The response from the Russians was absolutely brutal, but it resulted in a massive change in the attitude of the authorities -- it went from the most repressive Soviet-bloc country to the least repressive. You could, in theory buy a shit car (10 years' salary for a Trabant) or get the phone on (took my great-grandma six years to get the phone on). Thus, Hungary was known as the 'happiest barracks' in the eastern bloc, and because they got to learn from the gigantic fuckup of 'shock therapy' in Russia, the change of the political and economic system came much easier when it did happen. The Budapest that Grandma saw in 1989, and the one I saw in 2005 were as different as night and day.
That said, you make a fantastic and salient point: institutions matter, and representative democracy is necessary, but not sufficient to build a truly open society.
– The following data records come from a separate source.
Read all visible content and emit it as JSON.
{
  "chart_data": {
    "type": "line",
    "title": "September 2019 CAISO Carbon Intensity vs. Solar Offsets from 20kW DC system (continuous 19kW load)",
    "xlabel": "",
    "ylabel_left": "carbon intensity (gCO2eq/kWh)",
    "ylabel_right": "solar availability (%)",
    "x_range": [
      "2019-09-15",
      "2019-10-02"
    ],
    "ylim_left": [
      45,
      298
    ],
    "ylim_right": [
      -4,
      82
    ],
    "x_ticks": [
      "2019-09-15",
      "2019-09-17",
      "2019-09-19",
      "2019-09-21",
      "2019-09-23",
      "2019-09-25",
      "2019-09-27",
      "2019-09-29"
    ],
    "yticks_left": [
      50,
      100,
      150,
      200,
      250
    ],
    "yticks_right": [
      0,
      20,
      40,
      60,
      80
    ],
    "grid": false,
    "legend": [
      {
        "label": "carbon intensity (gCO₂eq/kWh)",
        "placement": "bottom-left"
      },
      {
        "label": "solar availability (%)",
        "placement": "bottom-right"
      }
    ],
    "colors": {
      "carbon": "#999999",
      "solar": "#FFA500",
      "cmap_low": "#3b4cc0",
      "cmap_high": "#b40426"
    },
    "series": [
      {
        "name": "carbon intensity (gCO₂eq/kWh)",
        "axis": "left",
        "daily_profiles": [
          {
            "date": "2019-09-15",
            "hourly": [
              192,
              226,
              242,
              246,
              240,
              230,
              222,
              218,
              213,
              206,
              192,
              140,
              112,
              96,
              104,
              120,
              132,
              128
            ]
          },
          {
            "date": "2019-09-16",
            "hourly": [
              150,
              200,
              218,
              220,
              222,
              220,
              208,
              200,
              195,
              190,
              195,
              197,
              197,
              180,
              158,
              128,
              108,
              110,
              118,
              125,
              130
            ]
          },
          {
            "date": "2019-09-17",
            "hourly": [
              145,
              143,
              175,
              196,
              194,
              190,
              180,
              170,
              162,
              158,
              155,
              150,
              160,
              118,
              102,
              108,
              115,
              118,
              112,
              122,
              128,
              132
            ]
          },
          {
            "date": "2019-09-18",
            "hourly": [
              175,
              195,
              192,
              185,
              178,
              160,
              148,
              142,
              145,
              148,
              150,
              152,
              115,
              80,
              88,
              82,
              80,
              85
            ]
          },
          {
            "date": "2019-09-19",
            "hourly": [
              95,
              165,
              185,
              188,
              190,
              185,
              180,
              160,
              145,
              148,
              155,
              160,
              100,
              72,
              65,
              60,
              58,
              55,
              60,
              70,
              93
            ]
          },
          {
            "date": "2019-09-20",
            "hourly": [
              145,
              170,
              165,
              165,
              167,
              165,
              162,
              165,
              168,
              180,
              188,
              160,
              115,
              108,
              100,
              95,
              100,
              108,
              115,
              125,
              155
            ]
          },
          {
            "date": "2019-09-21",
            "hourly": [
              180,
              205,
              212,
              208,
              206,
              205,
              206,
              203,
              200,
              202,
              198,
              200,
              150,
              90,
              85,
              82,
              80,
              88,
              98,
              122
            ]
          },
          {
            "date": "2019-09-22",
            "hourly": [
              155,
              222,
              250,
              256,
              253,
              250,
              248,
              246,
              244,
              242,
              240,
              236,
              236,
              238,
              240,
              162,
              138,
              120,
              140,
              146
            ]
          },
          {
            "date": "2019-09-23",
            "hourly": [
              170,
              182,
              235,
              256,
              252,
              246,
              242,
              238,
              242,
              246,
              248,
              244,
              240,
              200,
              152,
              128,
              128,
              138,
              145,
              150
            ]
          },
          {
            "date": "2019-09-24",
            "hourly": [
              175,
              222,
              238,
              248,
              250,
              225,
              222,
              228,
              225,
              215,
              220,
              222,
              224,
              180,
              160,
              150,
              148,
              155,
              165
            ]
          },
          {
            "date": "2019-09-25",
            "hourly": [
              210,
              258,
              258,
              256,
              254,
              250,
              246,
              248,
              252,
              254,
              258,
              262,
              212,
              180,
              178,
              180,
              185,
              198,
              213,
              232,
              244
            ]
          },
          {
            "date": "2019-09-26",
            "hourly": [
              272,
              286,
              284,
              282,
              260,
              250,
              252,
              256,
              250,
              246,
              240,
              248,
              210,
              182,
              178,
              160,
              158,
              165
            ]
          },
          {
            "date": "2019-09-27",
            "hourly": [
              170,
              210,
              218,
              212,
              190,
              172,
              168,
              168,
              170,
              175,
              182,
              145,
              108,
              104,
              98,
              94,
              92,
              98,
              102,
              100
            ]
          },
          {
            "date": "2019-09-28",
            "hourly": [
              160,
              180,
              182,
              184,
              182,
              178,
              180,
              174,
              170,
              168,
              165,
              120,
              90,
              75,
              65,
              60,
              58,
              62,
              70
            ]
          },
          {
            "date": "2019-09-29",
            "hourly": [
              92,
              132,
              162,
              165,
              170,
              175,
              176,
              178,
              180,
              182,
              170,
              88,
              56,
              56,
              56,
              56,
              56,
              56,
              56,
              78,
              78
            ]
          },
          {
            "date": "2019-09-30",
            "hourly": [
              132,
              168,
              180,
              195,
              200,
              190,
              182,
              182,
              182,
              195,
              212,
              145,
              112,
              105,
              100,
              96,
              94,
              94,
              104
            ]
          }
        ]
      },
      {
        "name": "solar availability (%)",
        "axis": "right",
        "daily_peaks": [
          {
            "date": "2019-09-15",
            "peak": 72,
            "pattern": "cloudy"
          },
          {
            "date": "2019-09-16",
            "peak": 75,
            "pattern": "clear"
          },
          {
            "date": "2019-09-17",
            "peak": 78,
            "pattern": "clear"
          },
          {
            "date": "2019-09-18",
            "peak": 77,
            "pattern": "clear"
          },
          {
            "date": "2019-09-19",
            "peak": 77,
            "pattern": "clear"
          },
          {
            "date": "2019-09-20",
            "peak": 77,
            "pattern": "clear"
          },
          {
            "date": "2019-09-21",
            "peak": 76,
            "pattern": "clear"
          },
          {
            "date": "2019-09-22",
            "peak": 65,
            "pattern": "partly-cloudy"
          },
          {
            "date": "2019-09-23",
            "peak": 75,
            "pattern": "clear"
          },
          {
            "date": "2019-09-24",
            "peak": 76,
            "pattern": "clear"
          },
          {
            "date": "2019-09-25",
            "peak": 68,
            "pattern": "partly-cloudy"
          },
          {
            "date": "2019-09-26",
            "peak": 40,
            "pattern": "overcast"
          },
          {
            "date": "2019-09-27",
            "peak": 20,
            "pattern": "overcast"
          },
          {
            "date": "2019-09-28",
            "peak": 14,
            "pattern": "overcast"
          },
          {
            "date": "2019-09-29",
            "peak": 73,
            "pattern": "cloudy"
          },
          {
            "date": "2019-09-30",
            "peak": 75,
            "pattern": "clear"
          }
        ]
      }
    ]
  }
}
My family and I have known for a better part of a decade, just how unpleasant Victor Orbán and his cronies are, but the real test of what happens, is how Hungarian society responds in the next few weeks and months. The Hungarians are a sophisticated and cultured people, and despite their recent setbacks, particularly a massive hangover from a CHF-denominated credit binge, they may yet be able to set themselves on the right course and build what they lack. You rightly point out that they have little experience of running a society governed by institutions and the rule of law -- the test of whether or not they can GET that experience is yet to come. They have fought tyranny long and hard for many centuries, and I don't doubt they can do it again.
There is a nasty undercurrent of virulent, barely disguised racism in eastern europe -- easily some of the most offensive and overt I've ever seen. Jobbik are no different from a cross between the BNP and the EDL in this respect, with the exception that they've built their street army with very little opposition. They are not nice people at all, and have murdered people in the past.